Slow Closed-State Inactivation: A Novel Mechanism Underlying Ramp Currents in Cells Expressing the hNE/PN1 Sodium Channel

Abstract

To better understand why sensory neurons express voltage-gated Na⁺ channel isoforms that are different from those expressed in other types of excitable cells, we compared the properties of the hNE sodium channel [a human homolog of PN1, which is selectively expressed in dorsal root ganglion (DRG) neurons] with that of the skeletal muscle Na⁺ channel (hSkM1) [both expressed in human embryonic kidney (HEK293) cells]. Although the voltage dependence of activation was similar, the inactivation properties were different.

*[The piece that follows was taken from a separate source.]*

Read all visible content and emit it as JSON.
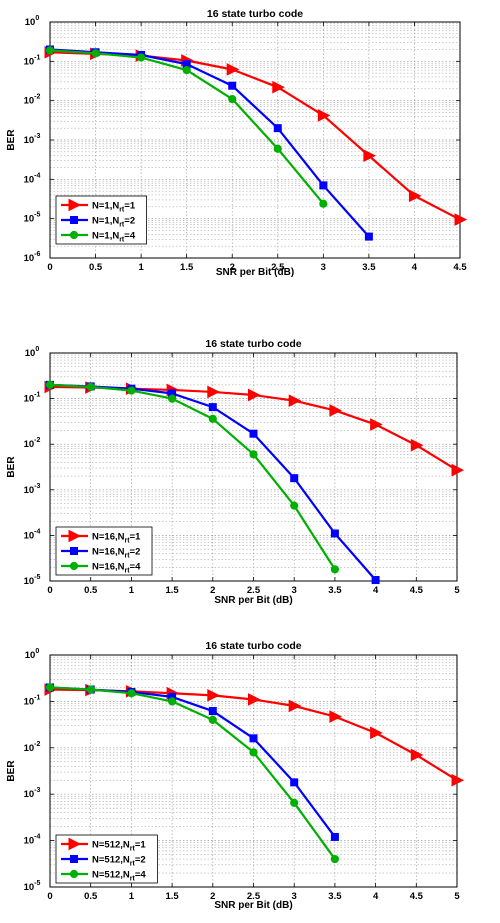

The V_1/2 for steady-state inactivation was slightly more negative, and the rate of open-state inactivation was ∼50% slower for hNE. However, the greatest difference was that closed-state inactivation and recovery from inactivation were up to fivefold slower for hNE than for hSkM1 channels. TTX-sensitive (TTX-S) currents in small DRG neurons also have slow closed-state inactivation, suggesting that hNE/PN1 contributes to this TTX-S current. Slow ramp depolarizations (0.25 mV/msec) elicited TTX-S persistent currents in cells expressing hNE channels, and in DRG neurons, but not in cells expressing hSkM1 channels. We propose that slow closed-state inactivation underlies these ramp currents. This conclusion is supported by data showing that divalent cations such as Cd²⁺ and Zn²⁺ (50–200 μm) slowed closed-state inactivation and also dramatically increased the ramp currents for DRG TTX-S currents and hNE channels but not for hSkM1 channels. The hNE and DRG TTX-S ramp currents activated near −65 mV and therefore could play an important role in boosting stimulus depolarizations in sensory neurons. These results suggest that differences in the kinetics of closed-state inactivation may confer distinct integrative properties on different Na⁺ channel isoforms.